The Socialist Ideal in the Labour Party: From Attlee to Corbyn
Martin R Beveridge
Merlin Press £14.99

IT IS easy to forget in more pessimistic moments — and Keir Starmer is banking on us doing so — that despite Labour’s recent forced march back towards the right, since 2015 the party has been living through one of the most ideologically fecund revivals in its history.

While the demonisation of Jeremy Corbyn by his successor and parliamentary partners in crime sowed the disunity that Labour’s right then employed as the chicken-and-egg narrative to unseat him, the former leader achieved something remarkable.

Corbyn was able to restore social democratic ideals and ethical socialist principles, invigorated by the participatory enthusiasm of 21st-century social movements, to the heart of Labour’s identity — something Starmer has been singularly unwilling to build upon.

This was energising, forging a “new politics” according to author Martin Beveridge that sought radical change through “an exciting array of new and old democratic forms,” and helps to explain the strong fraternal bond that formed between Corbyn and the membership.

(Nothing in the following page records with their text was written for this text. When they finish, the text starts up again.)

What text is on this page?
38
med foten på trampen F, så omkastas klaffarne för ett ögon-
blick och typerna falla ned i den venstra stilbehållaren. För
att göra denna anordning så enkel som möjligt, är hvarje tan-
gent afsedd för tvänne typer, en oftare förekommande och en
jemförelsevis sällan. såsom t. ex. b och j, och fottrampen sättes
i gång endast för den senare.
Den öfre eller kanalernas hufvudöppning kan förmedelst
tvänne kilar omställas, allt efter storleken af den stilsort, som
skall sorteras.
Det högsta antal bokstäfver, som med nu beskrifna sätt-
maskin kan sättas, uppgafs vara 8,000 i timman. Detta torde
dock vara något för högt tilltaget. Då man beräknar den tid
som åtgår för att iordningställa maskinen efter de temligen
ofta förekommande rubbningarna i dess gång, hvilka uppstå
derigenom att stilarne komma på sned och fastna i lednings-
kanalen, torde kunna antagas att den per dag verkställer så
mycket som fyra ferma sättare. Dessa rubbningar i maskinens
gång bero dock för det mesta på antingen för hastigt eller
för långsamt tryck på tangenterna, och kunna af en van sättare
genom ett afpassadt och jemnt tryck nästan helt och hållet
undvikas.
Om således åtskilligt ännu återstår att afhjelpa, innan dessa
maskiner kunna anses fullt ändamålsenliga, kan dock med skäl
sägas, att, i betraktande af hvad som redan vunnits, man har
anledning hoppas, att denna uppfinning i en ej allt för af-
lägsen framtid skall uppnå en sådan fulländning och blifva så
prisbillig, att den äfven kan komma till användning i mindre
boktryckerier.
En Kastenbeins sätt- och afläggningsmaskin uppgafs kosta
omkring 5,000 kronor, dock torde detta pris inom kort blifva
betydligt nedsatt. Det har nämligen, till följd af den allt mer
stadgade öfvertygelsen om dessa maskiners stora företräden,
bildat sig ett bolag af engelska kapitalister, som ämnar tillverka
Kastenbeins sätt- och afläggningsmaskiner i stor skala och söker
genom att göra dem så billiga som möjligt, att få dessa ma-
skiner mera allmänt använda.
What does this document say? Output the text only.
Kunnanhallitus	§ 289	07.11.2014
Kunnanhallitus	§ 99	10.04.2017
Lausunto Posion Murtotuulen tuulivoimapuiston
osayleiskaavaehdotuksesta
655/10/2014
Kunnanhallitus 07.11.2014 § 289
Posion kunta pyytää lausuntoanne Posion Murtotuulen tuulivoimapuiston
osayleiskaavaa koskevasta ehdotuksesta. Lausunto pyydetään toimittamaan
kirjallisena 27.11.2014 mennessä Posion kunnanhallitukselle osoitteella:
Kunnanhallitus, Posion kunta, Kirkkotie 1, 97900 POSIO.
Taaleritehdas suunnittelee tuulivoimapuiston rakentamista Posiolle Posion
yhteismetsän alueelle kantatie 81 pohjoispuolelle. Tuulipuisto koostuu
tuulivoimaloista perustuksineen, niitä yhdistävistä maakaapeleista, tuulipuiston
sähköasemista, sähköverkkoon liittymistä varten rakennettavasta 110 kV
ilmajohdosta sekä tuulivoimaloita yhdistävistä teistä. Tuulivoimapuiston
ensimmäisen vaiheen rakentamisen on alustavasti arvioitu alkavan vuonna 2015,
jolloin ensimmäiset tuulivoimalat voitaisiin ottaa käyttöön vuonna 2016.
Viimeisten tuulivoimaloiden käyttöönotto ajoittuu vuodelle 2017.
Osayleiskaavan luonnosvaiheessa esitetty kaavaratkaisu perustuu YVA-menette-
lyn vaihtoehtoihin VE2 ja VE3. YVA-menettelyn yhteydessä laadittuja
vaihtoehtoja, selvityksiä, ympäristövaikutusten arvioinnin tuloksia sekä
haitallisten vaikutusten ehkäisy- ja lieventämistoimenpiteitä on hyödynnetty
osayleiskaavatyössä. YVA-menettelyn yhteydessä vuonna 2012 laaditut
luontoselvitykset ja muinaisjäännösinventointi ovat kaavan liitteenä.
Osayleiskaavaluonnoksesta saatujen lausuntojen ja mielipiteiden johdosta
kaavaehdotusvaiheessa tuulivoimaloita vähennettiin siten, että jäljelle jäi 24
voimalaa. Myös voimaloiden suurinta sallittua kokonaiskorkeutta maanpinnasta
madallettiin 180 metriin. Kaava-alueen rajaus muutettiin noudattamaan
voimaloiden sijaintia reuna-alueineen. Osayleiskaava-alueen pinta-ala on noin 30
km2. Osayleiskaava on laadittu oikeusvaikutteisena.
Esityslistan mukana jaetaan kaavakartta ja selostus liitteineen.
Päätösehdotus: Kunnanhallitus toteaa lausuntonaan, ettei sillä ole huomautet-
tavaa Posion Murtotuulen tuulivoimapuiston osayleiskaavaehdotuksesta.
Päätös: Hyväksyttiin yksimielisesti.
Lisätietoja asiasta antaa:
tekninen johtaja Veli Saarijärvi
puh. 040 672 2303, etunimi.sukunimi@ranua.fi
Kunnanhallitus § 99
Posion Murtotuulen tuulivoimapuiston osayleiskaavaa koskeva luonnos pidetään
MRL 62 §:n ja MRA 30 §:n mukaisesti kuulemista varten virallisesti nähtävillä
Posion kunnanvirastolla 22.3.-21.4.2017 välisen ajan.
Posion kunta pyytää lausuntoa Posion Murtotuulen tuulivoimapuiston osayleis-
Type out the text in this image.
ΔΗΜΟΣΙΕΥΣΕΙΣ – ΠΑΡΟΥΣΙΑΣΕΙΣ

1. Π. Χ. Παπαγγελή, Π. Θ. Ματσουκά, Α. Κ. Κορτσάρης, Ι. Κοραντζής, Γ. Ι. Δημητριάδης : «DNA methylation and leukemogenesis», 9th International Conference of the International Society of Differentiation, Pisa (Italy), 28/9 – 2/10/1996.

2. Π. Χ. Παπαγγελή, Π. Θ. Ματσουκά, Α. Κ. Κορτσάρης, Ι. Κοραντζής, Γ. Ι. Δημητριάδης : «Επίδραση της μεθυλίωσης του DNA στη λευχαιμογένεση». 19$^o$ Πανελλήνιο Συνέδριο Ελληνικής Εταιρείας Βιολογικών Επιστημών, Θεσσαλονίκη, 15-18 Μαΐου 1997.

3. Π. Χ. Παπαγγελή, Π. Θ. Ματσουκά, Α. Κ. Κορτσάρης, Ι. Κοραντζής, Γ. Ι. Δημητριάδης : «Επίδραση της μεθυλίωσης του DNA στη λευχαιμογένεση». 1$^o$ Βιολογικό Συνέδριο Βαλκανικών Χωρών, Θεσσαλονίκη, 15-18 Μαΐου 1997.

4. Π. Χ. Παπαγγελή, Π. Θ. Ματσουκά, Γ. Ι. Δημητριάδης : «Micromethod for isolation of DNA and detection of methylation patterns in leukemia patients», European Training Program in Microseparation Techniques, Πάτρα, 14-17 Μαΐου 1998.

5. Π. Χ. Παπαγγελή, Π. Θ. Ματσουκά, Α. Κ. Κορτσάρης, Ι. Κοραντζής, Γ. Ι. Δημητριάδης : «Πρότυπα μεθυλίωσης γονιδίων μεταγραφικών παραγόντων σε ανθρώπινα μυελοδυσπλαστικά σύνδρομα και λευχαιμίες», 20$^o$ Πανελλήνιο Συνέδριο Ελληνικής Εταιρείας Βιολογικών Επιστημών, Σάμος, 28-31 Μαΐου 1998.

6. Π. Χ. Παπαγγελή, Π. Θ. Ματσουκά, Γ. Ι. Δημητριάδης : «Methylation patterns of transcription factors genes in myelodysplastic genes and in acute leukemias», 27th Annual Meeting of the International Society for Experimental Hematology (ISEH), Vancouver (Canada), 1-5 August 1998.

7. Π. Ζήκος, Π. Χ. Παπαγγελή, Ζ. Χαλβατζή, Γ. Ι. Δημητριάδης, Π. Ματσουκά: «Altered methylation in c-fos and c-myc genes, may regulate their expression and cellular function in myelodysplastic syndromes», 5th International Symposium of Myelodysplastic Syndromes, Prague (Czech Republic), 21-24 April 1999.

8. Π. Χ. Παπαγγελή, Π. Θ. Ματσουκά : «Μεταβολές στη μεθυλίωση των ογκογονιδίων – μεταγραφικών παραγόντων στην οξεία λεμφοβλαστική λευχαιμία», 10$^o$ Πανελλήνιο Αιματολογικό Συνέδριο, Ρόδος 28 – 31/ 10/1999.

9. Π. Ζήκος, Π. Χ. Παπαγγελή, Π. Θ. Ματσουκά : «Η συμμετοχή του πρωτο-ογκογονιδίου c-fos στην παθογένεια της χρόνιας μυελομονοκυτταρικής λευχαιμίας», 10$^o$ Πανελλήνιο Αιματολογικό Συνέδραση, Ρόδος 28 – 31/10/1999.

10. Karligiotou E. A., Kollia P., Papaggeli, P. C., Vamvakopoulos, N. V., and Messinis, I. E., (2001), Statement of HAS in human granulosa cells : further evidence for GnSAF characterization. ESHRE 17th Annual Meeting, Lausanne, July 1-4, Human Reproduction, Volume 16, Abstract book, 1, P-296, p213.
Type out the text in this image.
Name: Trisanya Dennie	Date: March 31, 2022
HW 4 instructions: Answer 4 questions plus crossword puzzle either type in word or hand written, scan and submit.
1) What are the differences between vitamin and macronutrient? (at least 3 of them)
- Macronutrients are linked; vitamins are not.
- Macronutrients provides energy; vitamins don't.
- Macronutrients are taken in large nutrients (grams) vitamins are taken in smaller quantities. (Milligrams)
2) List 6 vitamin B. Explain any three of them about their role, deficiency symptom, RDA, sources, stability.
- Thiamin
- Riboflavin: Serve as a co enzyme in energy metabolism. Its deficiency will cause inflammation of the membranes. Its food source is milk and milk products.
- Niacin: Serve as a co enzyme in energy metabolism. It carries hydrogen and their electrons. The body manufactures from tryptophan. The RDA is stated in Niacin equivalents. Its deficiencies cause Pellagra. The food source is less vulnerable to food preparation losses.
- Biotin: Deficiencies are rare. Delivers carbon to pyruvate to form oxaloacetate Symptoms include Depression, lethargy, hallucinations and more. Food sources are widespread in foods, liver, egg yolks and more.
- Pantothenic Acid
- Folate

And in case we find ourselves confusing electability with ideological integrity, as the right is wont to, it had a stunning, concrete outcome at the polls: Labour’s achievement in the 2017 election, when its 12.9 million votes signalled the remarkable possibilities of this new politics for Britain.

As Beveridge shows, the originality of the ideas advanced by socialist thinkers supporting the Corbyn left — in areas from worker ownership and public banks to land trusts and municipal energy companies — is thrown into sharper relief by understanding the history of the beliefs that motivated earlier generations within the Labour movement.

This book, then, is primarily a history of the diverse ways the “socialist ideal” has been understood since the 1930s, when depictions of working-class life formed a backdrop to Labour’s emergent agenda. 

Efforts since to resolve ambiguity over policy and practice have translated into a succession of ideological conflicts that have redefined the idea of socialism.

The author begins with influential notions about the day-to-day struggles of workers expressed in the interwar novel The Ragged Trousered Philanthropists, then traces the complex and often contradictory understanding of “socialism” within the party thereafter.

From Attlee to Corbyn, he demonstrates that — in a key difference with Marxist thought — the “socialist ideal” within Labour has not developed out of its own internal logic but has been reshaped through social struggles and historical events absorbed into its political culture.

As a result, this book is a good tonic for socialists feeling gloomy about Labour’s future, under its current leadership or beyond, because it reminds them of the rich, radical traditions to which they belong that have never disappeared and are endlessly being revived.